The Nature of the Burden and Standard of Proof in International Commercial Arbitration - Czech (& Central European) Yearbook of Arbitration - Borders of Procedural and Substantive Law in Arbitral Proceedings - 2013
Vit Makarius is a senior associate with Havel, Holasek & Partners, Prague, whose practice focuses on international arbitration. Prior to joining Havel, Holasek & Partners, he served a four-year term as a case lawyer with the European Court of Human Rights, where he worked on commercial law, civil law and regulatory matters.

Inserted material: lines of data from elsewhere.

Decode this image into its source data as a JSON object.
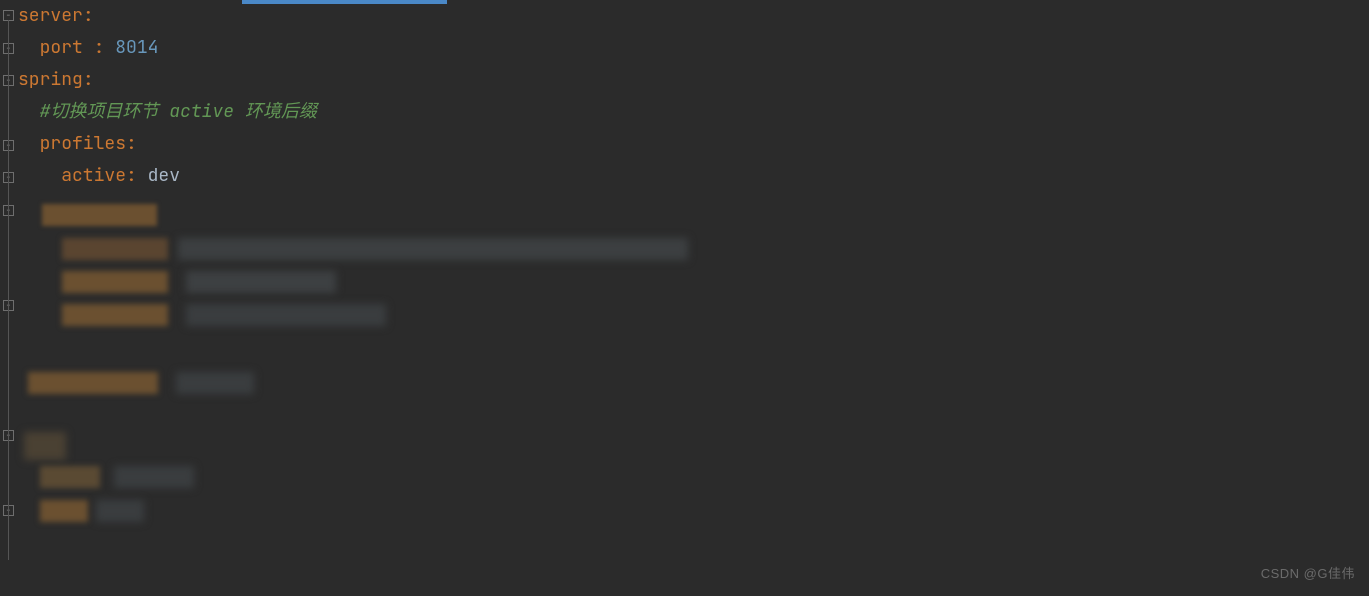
{
  "code": {
    "line1": {
      "key": "server",
      "colon": ":"
    },
    "line2": {
      "indent": "  ",
      "key": "port ",
      "colon": ": ",
      "value": "8014"
    },
    "line3": {
      "key": "spring",
      "colon": ":"
    },
    "line4": {
      "indent": "  ",
      "comment_prefix": "#切换项目环节 ",
      "comment_em": "active",
      "comment_suffix": " 环境后缀"
    },
    "line5": {
      "indent": "  ",
      "key": "profiles",
      "colon": ":"
    },
    "line6": {
      "indent": "    ",
      "key": "active",
      "colon": ": ",
      "value": "dev"
    }
  },
  "watermark": "CSDN @G佳伟"
}
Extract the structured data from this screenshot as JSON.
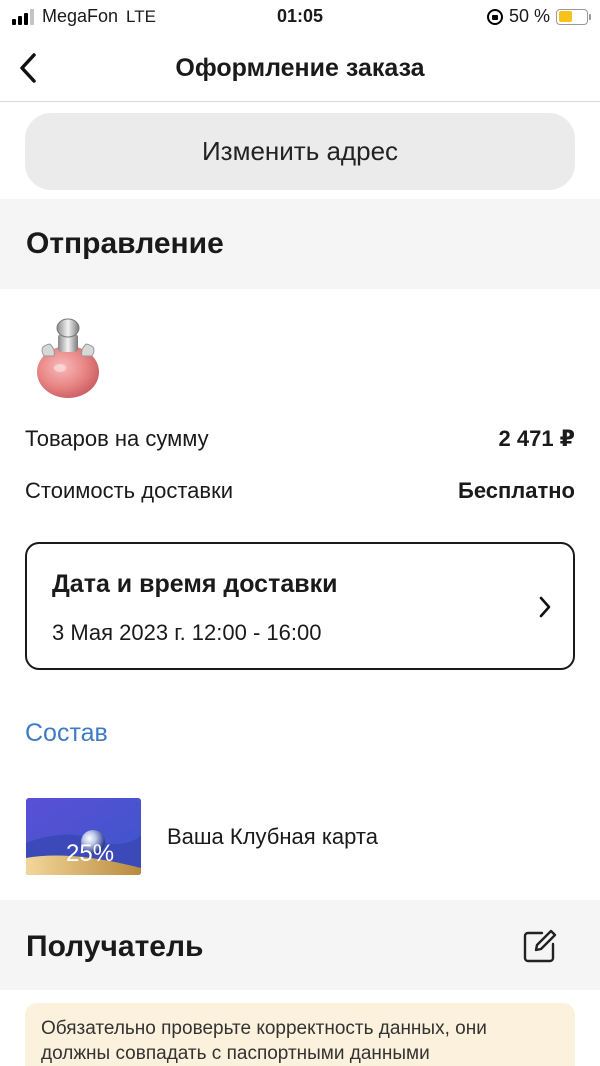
{
  "status_bar": {
    "carrier": "MegaFon",
    "network": "LTE",
    "time": "01:05",
    "battery_text": "50 %",
    "battery_level": 0.5,
    "signal_bars": 3
  },
  "nav": {
    "title": "Оформление заказа"
  },
  "change_address_label": "Изменить адрес",
  "shipment": {
    "title": "Отправление",
    "goods_label": "Товаров на сумму",
    "goods_value": "2 471 ₽",
    "delivery_cost_label": "Стоимость доставки",
    "delivery_cost_value": "Бесплатно",
    "delivery_card": {
      "title": "Дата и время доставки",
      "date": "3 Мая 2023 г. 12:00 - 16:00"
    },
    "composition_link": "Состав",
    "club_card": {
      "label": "Ваша Клубная карта",
      "discount": "25%"
    }
  },
  "recipient": {
    "title": "Получатель",
    "warning": "Обязательно проверьте корректность данных, они должны совпадать с паспортными данными"
  },
  "colors": {
    "accent_link": "#3e7bc4",
    "battery": "#f7c31a",
    "warning_bg": "#fcf1dc"
  }
}
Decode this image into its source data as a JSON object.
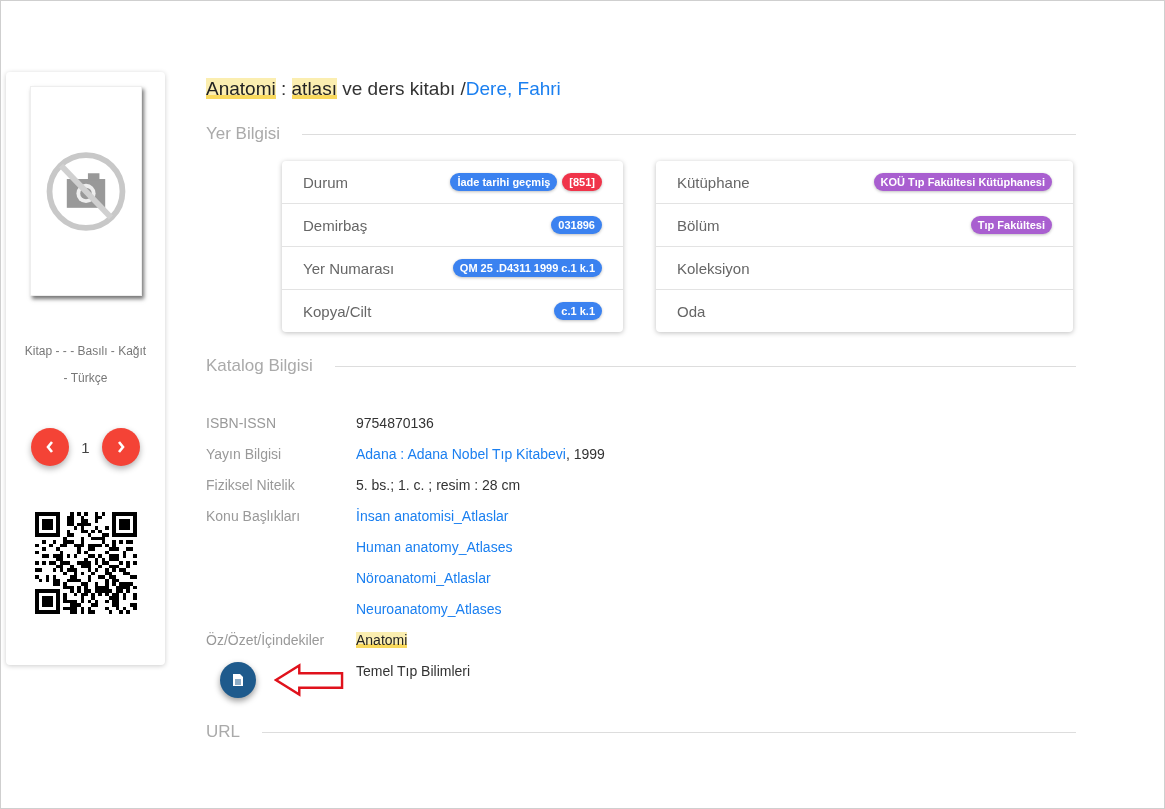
{
  "sidebar": {
    "format": "Kitap - - - Basılı - Kağıt - Türkçe",
    "page": "1"
  },
  "title": {
    "parts": [
      {
        "text": "Anatomi",
        "highlighted": true
      },
      {
        "text": " : ",
        "highlighted": false
      },
      {
        "text": "atlası",
        "highlighted": true
      },
      {
        "text": " ve ders kitabı / ",
        "highlighted": false
      }
    ],
    "author": "Dere, Fahri"
  },
  "location": {
    "heading": "Yer Bilgisi",
    "cards": [
      [
        {
          "label": "Durum",
          "badges": [
            {
              "text": "İade tarihi geçmiş",
              "color": "#3b82f0"
            },
            {
              "text": "[851]",
              "color": "#f0344a"
            }
          ]
        },
        {
          "label": "Demirbaş",
          "badges": [
            {
              "text": "031896",
              "color": "#3b82f0"
            }
          ]
        },
        {
          "label": "Yer Numarası",
          "badges": [
            {
              "text": "QM 25 .D4311 1999 c.1 k.1",
              "color": "#3b82f0"
            }
          ]
        },
        {
          "label": "Kopya/Cilt",
          "badges": [
            {
              "text": "c.1 k.1",
              "color": "#3b82f0"
            }
          ]
        }
      ],
      [
        {
          "label": "Kütüphane",
          "badges": [
            {
              "text": "KOÜ Tıp Fakültesi Kütüphanesi",
              "color": "#a95fd0"
            }
          ]
        },
        {
          "label": "Bölüm",
          "badges": [
            {
              "text": "Tıp Fakültesi",
              "color": "#a95fd0"
            }
          ]
        },
        {
          "label": "Koleksiyon"
        },
        {
          "label": "Oda"
        }
      ]
    ]
  },
  "catalog": {
    "heading": "Katalog Bilgisi",
    "rows": [
      {
        "label": "ISBN-ISSN",
        "values": [
          {
            "kind": "text",
            "text": "9754870136"
          }
        ]
      },
      {
        "label": "Yayın Bilgisi",
        "values": [
          {
            "kind": "link",
            "text": "Adana : Adana Nobel Tıp Kitabevi",
            "suffix": ", 1999"
          }
        ]
      },
      {
        "label": "Fiziksel Nitelik",
        "values": [
          {
            "kind": "text",
            "text": "5. bs.; 1. c. ; resim : 28 cm"
          }
        ]
      },
      {
        "label": "Konu Başlıkları",
        "values": [
          {
            "kind": "link",
            "text": "İnsan anatomisi_Atlaslar"
          },
          {
            "kind": "link",
            "text": "Human anatomy_Atlases"
          },
          {
            "kind": "link",
            "text": "Nöroanatomi_Atlaslar"
          },
          {
            "kind": "link",
            "text": "Neuroanatomy_Atlases"
          }
        ]
      },
      {
        "label": "Öz/Özet/İçindekiler",
        "values": [
          {
            "kind": "highlight",
            "text": "Anatomi"
          },
          {
            "kind": "text",
            "text": "Temel Tıp Bilimleri"
          }
        ]
      }
    ]
  },
  "url": {
    "heading": "URL"
  }
}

The process of establishing facts in international arbitration is of the essence. Scholars and practitioners alike have often discussed issues such as the taking of evidence and related questions. Yet, little attention has been paid to the burden and standard of proof in that context. The general consensus on the definition, scope and nature of the burden and standard of proof in international arbitration remains indeed limited. Authorities disagree on whether these concepts are procedural issues or questions of substantive law. The ambiguous nature of the burden and standard of proof gives rise to difficult questions in conflict-of-laws cases. Attempts have been made to bridge the differences between the procedural and substantive approach by suggesting application of an international standard of the burden and standard of proof. It remains, nonetheless, to be seen whether the burden and standard of proof emerge as an international standard. This article suggests that a pragmatic approach be taken in order to identify the applicable burden and standard of proof rules. Such process should be not confined to any category of law, be it substantive or procedural, but should instead cover the entire law of the jurisdiction whose (substantive) law is the law of the arbitration. That approach may ensure that a balance is struck between the principles of flexibility and efficiency on the one hand, and foreseeability and legal certainty on the other.